Included in the project, the database Index making dozens of digitized sources accessible not only from the institutions of the Czech Academy of Sciences facilitates research. Users can use the tool Mind for their scientific work, which enables data, information and knowledge gathering. The four are added to by a tool for turning a text in image into editable document that supports eight languages incl. Latin.

Chemistry in service of the history preservation
Seemingly, physical chemistry has a very little in common with museums. Following the legacy of Czech Nobel Laureate, the scientists in the J. Heyrovský Institute of Physical Chemistry, the Czech Academy of Sciences, have developed micro-emulsions and gels for cleaning a surface of historical material. They remove gently and effectively acrylic or vinyl polymers, waxes, oils and other undesirable substances on the surfaces of historical artefacts. They damage neither objects nor human health during restoration.
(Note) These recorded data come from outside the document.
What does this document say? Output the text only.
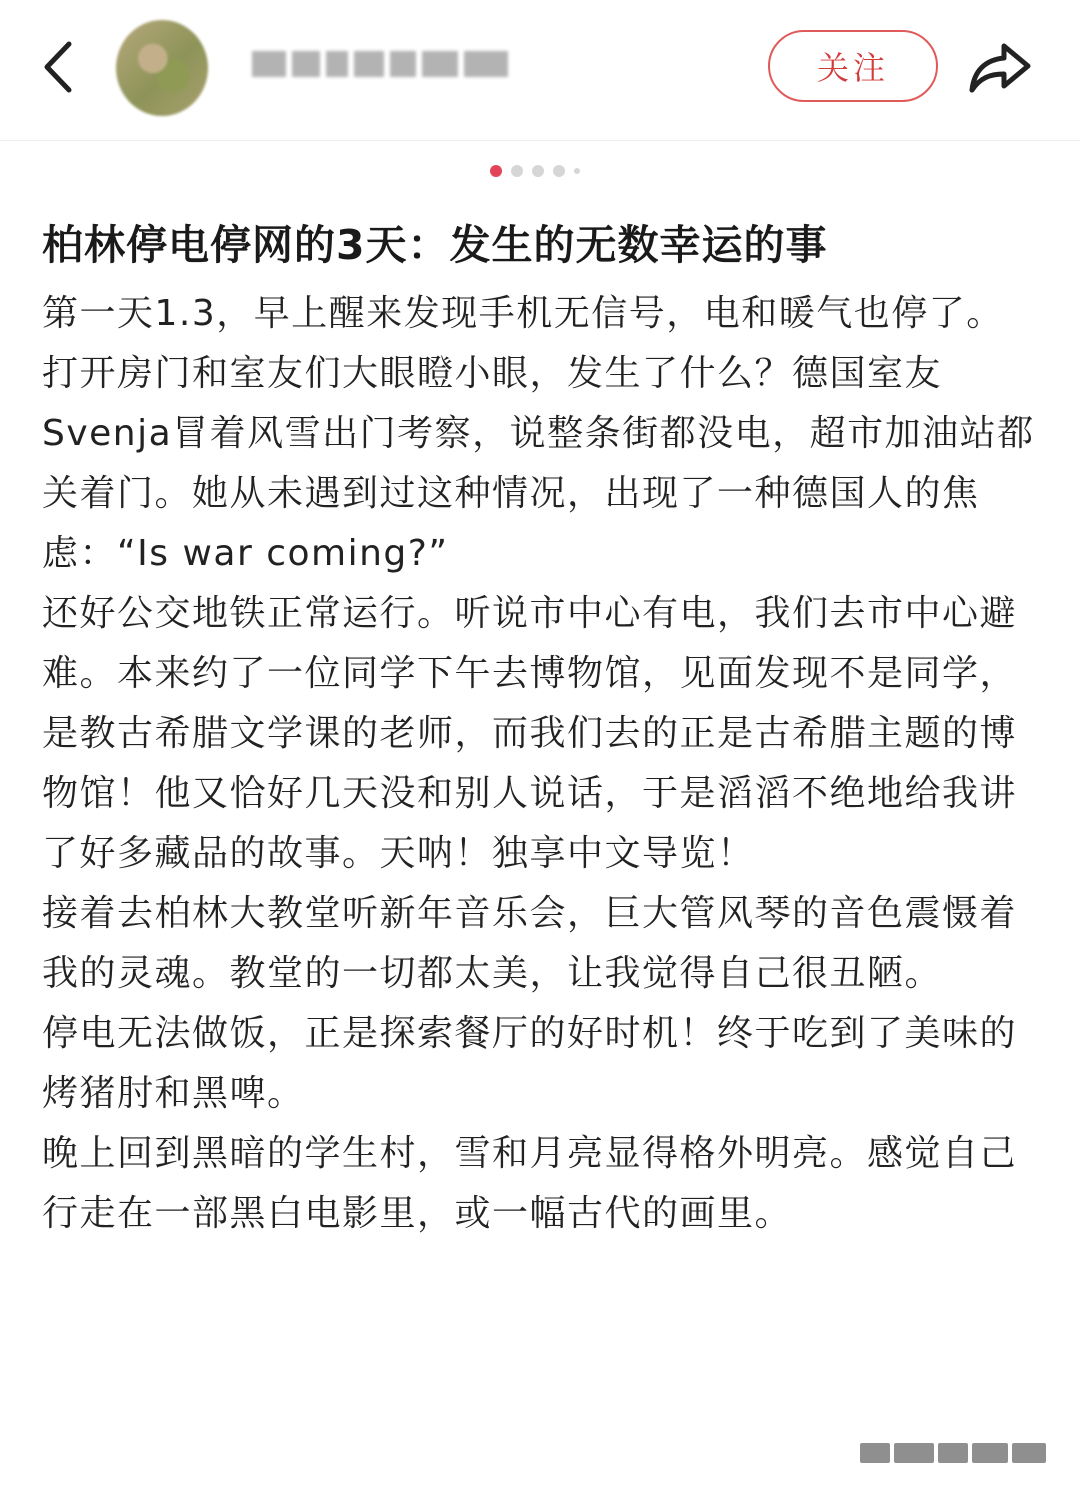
关注
柏林停电停网的3天：发生的无数幸运的事

第一天1.3，早上醒来发现手机无信号，电和暖气也停了。

打开房门和室友们大眼瞪小眼，发生了什么？德国室友Svenja冒着风雪出门考察，说整条街都没电，超市加油站都关着门。她从未遇到过这种情况，出现了一种德国人的焦虑：“Is war coming?”

还好公交地铁正常运行。听说市中心有电，我们去市中心避难。本来约了一位同学下午去博物馆，见面发现不是同学，是教古希腊文学课的老师，而我们去的正是古希腊主题的博物馆！他又恰好几天没和别人说话，于是滔滔不绝地给我讲了好多藏品的故事。天呐！独享中文导览！

接着去柏林大教堂听新年音乐会，巨大管风琴的音色震慑着我的灵魂。教堂的一切都太美，让我觉得自己很丑陋。

停电无法做饭，正是探索餐厅的好时机！终于吃到了美味的烤猪肘和黑啤。

晚上回到黑暗的学生村，雪和月亮显得格外明亮。感觉自己行走在一部黑白电影里，或一幅古代的画里。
Museum collections as a helper in research
The Czech biologists from the Czech Academy of Sciences have discovered a new species of frog in Congo, which is relatively rare in Africa. Some of acquired samples and zoological collections will be housed in a museum. Vice versa, museums in general can significantly help scientists in their examination thanks to their vast collections from various branches.

It was also the X-ray micro-tomography machine from the Institute of Theoretical and Applied Mechanics, the Czech Academy of Sciences that was used while discovering and describing frogs in Congo. The same machine once helped to decipher the curse tables Iseum and Bartók Terem in cooperation with the Savaria Museum in Szombathely, Hungary.

“It is great that science has been discovering ways that may not only help how to understand the present time, and how and what to do in the future, but together with museums it adds to the preservation and the development of the cultural heritage of the past,” emphasises member of the Academy Council, the Czech Academy of Sciences Tomáš Kostelecký.

What proves that the cooperation between museums and the Czech Academy of Sciences is important and beneficial is the fact that the Institute of Art History of the Czech Academy of Sciences has been an ICOM member for long, and as an important partner in the spheres of research and methodical and methodological support it cooperates with many art museums in the Czech Republic.